You can say this is just theory -- just a single example. But that's willful ignorance, as the Hindery scalping is only one chapter in what has been one long narrative arc whereby economic progressives have been deliberately shut out of top administration jobs. Just step back and think about it for a minute: Amid a stable of eminently qualified and well-respected progressives like James Galbraith, Joseph Stiglitz, Robert Reich, Paul Krugman and Larry Mishel, Obama has chosen Rubin sycophants like Larry Summers and Tim Geithner to run the economy -- the same Larry Summers who pushed the repeal of the Glass-Steagal Act, the same Geithner who masterminded the kleptocratic bank bailout, the same duo whose claim to fame is their personal connections to Rubin, a disgraced Citigroup executive at the center of the current meltdown. And the list of Rubin sycophants keeps getting longer, from Peter Orszag to Jason Furman.

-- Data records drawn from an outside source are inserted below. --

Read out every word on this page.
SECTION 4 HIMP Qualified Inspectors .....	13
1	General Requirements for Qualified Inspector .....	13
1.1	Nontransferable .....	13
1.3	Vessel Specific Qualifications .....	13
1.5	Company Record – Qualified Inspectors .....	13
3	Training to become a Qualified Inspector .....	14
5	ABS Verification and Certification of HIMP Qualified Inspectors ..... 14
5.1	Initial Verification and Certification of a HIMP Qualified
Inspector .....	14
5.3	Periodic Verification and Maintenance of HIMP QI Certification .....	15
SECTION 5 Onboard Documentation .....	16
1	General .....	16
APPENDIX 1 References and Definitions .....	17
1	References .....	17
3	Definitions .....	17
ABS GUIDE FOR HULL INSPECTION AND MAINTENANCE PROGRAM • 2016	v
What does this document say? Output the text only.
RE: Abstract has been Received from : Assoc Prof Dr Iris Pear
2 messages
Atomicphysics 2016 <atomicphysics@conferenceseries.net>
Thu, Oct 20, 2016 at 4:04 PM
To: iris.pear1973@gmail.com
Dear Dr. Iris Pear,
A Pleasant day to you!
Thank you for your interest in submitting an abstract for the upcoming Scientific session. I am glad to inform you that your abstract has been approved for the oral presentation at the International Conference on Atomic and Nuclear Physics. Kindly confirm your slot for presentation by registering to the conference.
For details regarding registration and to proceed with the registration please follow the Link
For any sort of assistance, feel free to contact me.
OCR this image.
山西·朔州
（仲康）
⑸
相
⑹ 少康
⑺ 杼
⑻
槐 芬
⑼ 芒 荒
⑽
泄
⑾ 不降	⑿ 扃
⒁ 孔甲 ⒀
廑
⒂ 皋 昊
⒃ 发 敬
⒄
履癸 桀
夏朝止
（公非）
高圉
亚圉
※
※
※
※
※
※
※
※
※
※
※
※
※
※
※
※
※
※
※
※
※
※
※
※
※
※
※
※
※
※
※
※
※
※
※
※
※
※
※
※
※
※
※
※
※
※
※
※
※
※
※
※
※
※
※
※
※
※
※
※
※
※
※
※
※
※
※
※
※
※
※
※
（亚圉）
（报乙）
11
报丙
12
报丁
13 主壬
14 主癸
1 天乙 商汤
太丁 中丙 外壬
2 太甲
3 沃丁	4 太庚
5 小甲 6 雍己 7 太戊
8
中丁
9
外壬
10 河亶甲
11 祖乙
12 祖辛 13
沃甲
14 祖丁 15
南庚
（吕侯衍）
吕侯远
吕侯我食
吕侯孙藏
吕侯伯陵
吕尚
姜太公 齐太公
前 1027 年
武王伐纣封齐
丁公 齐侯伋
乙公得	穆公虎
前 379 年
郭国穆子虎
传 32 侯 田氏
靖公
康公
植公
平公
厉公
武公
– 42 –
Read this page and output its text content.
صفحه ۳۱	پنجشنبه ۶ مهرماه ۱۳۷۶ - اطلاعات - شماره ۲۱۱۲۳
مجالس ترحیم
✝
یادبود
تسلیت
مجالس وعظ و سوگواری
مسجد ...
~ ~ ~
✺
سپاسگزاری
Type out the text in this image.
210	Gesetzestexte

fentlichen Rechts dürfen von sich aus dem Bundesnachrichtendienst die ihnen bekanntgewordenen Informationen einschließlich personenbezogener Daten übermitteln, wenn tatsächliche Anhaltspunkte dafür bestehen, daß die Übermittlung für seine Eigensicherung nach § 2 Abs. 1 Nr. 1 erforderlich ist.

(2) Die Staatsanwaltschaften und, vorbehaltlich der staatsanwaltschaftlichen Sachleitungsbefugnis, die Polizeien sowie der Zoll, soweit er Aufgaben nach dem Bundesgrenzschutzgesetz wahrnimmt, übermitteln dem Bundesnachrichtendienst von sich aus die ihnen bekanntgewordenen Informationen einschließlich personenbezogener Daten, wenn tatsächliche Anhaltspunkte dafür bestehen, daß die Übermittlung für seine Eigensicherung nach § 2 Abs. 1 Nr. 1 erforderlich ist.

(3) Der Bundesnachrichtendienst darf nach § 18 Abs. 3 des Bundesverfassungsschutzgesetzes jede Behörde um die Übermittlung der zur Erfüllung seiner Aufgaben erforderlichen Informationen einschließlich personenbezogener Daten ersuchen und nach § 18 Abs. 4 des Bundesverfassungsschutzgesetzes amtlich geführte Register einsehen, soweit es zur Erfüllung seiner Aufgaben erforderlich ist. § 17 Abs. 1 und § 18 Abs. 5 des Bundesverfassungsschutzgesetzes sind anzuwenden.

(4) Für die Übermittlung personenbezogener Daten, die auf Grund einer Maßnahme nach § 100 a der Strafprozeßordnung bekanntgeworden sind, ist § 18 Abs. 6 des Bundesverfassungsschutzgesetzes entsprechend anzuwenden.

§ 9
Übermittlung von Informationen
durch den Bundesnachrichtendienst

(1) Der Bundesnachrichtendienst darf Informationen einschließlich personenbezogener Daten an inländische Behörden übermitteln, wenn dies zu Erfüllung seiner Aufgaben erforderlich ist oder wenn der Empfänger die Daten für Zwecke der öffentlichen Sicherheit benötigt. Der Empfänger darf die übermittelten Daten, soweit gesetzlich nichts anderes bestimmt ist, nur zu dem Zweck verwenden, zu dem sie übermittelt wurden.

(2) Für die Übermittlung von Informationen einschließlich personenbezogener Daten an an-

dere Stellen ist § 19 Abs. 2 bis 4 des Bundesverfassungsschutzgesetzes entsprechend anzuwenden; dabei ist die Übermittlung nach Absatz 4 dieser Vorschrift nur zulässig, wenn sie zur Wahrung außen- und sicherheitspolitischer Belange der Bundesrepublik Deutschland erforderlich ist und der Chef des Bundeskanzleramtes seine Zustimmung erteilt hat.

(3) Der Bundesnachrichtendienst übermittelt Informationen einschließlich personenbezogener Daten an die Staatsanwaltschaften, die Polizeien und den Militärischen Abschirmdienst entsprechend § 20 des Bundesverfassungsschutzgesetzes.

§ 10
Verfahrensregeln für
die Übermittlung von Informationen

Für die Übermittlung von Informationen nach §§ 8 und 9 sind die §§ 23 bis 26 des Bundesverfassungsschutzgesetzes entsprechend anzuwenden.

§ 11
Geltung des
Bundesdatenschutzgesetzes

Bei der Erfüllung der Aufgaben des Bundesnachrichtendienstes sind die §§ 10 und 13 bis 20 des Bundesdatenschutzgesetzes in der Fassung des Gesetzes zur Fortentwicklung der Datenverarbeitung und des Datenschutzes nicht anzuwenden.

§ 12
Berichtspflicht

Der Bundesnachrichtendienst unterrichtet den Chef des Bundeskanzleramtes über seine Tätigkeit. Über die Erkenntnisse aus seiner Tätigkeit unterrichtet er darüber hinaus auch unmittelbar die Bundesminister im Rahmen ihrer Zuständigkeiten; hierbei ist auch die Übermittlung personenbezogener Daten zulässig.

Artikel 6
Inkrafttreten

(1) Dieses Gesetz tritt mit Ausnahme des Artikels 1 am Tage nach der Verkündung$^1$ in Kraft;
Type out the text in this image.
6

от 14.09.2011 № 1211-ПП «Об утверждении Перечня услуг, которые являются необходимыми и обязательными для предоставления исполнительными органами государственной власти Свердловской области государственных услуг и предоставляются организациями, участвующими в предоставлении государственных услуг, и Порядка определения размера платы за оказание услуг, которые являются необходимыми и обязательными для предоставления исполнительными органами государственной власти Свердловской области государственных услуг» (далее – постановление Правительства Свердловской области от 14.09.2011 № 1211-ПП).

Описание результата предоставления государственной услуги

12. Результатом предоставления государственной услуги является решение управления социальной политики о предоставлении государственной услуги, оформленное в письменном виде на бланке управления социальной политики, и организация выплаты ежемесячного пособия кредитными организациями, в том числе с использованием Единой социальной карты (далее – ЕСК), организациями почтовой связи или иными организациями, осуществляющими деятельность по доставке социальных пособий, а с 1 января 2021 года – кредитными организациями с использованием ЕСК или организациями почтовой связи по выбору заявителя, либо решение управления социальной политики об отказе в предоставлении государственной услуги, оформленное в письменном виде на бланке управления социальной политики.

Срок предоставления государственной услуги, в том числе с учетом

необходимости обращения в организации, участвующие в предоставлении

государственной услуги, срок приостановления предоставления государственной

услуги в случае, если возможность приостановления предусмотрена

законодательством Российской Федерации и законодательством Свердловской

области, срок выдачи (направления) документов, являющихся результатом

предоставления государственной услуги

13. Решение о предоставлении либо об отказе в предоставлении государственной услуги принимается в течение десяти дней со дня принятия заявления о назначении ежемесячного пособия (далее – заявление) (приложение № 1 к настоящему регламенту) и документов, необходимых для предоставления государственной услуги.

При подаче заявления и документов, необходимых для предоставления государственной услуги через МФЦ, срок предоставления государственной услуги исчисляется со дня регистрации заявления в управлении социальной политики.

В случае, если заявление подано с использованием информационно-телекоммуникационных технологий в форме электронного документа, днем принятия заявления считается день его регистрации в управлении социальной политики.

As the Nation's Chris Hayes shows, its the same in other key regulatory positions, as free market fundamentalists who created the problem take the helm of the regulatory agencies they tried to destroy. Indeed, the only movement progressive in a top economic position is Jared Bernstein, and he was relegated to an amorphous job in the vice president's office.

And now we see that's not an accident. Though Obama won states like Ohio, Pennsylvania and Indiana on promises to challenge Wall Street and reform our trade policies, there has been a deliberate and calculated effort to stack the administration with the very Wall Street Democrats who created the problems he lamented, and shun those who have been fighting the good fight.